Google Contributor allows users to pay a nominal fee to support their favourite sites, while removing ads
Google has begun testing a service that allows users to pay a nominal sum in exchange for the removal of advertisements from participating sites.
Google Contributor is intended to address user annoyance over pervasive advertising, and also concerns over ad tracking, since participating sites won’t track user behaviour, the company said.
At the moment, the beta-test service, which is available by invitation only, is running on ten publishing sites, including Mashable, WikiHow, Urban Dictionary and The Onion – sites chosen for their relatively small user base, except for Mashable, which has about 40 million unique visitors per month.
Contributors choose to pay $1 (63 pence), $2 or $3 per month, and in exchange they will see a “thank you” message from the publisher in place of adverts that would previously have been served through Google’s AdSense network.
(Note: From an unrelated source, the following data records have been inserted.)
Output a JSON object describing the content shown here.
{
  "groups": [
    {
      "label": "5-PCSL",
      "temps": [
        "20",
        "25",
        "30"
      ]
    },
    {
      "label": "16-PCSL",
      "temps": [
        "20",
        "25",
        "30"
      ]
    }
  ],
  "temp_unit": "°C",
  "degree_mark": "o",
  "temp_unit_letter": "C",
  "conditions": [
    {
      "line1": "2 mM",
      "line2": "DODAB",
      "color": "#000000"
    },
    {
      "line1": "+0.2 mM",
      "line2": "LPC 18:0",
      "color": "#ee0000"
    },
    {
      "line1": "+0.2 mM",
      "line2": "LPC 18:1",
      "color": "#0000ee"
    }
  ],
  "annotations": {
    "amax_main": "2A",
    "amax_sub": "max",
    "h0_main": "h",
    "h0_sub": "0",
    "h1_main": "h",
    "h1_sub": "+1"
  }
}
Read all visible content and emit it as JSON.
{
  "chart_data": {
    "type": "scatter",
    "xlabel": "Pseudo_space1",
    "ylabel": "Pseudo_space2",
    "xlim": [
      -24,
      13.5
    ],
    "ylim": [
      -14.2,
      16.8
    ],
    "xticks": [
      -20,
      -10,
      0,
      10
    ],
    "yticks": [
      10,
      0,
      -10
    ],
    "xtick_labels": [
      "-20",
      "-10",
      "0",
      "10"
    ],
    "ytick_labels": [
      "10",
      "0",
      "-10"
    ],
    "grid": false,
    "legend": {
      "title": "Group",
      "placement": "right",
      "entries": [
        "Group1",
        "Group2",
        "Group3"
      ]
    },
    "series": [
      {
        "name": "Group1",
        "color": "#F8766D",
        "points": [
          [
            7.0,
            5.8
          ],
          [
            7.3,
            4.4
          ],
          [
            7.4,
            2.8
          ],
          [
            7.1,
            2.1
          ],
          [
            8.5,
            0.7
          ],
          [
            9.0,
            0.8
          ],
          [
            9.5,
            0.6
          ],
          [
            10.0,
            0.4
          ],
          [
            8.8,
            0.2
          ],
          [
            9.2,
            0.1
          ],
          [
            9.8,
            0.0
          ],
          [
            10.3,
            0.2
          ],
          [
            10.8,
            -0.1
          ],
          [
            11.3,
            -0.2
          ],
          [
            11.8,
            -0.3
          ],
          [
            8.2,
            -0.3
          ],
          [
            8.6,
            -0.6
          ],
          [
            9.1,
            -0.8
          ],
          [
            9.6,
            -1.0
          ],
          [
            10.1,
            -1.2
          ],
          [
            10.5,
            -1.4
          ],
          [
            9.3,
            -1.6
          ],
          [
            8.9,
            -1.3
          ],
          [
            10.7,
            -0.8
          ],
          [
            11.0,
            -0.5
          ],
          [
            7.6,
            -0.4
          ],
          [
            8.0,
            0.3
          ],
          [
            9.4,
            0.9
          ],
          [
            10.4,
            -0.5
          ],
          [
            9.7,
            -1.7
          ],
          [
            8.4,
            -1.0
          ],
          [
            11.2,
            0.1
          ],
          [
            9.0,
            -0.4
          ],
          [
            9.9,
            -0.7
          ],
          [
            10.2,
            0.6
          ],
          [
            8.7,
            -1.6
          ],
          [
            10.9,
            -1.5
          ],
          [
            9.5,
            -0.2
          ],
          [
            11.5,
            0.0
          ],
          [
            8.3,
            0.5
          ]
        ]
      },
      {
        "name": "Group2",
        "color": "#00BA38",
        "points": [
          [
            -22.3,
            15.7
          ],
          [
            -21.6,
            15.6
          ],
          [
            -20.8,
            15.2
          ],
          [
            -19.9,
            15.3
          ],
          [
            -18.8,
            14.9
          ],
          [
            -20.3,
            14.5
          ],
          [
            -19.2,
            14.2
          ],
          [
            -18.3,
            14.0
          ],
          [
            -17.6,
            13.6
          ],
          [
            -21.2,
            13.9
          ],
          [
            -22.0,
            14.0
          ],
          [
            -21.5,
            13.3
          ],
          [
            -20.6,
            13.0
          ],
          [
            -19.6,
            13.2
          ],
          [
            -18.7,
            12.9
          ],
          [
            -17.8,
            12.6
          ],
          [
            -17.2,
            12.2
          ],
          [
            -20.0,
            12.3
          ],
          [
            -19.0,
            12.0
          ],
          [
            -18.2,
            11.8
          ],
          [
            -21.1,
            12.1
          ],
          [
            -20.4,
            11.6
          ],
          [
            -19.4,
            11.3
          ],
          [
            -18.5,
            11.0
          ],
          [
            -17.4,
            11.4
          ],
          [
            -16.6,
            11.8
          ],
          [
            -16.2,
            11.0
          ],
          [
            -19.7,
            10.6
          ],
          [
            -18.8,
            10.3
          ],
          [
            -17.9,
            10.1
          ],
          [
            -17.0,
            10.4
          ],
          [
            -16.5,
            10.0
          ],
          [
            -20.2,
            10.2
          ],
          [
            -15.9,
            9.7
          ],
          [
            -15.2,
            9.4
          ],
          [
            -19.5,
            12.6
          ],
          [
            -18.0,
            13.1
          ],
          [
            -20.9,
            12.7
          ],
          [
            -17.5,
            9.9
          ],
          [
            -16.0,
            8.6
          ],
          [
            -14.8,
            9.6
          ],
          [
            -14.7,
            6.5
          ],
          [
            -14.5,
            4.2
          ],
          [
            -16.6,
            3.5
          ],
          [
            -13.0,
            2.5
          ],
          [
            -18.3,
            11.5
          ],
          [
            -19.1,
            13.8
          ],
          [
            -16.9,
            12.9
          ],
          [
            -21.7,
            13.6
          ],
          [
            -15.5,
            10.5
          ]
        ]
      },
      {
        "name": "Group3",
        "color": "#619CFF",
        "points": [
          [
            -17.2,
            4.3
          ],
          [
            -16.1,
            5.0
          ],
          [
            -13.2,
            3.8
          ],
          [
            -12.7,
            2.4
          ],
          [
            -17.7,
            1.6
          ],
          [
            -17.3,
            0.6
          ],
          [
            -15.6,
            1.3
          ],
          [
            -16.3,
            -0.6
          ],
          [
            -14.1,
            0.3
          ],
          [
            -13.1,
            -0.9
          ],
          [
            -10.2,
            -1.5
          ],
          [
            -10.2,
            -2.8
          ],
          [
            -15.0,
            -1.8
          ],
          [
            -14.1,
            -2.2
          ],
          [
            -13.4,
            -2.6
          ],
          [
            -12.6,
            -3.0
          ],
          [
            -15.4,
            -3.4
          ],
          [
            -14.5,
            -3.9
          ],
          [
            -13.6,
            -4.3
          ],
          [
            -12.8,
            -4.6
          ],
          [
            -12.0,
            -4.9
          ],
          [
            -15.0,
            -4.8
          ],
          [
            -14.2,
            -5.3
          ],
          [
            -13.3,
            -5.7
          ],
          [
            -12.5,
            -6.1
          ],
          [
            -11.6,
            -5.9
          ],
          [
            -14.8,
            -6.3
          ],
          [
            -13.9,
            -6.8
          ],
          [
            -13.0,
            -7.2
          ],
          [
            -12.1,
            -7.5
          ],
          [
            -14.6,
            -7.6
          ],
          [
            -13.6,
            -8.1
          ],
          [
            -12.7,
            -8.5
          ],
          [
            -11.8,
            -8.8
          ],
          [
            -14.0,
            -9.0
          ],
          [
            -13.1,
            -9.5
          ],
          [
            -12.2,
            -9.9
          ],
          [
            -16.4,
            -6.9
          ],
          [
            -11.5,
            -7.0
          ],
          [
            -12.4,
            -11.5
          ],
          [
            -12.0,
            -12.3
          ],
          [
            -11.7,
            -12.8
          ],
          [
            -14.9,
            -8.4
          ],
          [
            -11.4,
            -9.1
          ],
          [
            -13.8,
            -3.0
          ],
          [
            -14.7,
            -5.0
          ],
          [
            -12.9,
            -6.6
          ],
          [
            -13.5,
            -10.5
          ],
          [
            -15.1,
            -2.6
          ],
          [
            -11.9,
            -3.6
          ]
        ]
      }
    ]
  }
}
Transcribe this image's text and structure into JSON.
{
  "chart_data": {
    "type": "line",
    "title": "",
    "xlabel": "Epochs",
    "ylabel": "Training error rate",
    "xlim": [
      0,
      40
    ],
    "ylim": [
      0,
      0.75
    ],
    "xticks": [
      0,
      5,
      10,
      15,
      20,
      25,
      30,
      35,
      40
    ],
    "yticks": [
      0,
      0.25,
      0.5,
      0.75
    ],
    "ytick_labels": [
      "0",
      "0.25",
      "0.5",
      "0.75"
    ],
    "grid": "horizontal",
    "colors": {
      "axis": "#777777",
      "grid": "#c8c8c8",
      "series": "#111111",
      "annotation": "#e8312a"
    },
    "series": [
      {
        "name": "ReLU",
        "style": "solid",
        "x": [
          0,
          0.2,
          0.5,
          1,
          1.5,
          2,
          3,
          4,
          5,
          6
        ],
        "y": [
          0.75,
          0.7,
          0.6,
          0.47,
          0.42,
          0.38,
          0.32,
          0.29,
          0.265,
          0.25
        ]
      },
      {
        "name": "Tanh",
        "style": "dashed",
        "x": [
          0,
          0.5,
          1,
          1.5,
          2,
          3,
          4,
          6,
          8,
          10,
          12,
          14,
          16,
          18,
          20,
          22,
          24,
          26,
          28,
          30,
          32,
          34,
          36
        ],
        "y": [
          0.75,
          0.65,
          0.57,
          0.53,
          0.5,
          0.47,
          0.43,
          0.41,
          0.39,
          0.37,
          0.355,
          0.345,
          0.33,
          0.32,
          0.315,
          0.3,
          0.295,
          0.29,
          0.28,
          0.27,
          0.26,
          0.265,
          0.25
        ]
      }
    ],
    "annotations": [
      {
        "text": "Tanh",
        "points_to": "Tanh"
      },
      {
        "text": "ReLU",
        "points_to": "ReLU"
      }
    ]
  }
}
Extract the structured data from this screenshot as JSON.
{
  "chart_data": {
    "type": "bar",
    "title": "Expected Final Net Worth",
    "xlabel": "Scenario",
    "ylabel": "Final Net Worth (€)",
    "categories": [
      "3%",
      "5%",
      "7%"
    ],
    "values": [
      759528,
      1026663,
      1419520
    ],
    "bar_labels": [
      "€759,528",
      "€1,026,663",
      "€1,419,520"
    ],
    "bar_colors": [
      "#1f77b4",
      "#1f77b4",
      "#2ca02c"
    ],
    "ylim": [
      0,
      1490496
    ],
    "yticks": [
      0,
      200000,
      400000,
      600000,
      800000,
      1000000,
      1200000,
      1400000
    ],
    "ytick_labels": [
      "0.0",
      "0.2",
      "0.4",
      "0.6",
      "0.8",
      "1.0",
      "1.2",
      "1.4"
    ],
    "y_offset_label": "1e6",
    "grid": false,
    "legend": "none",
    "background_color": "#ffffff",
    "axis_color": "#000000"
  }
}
On mobile sites, ads may disappear altogether.
Contributions will only go to sites that the user visits and not all participating sites, with Google taking a small cut, making the service a way for users to help support sites they visit frequently.
For publishers, Google is pitching the service as another way of earning an income from their user base. Contributions are made through a user’s Google account, and only US sites are taking part in testing the programme.
Google said the programme is currently experimental and could change significantly.
Google earlier this year launched a contribution system allowing users to support YouTube video creators. “Fan Funding” allows viewers to donate between $1 and $500 to a chosen YouTube channel.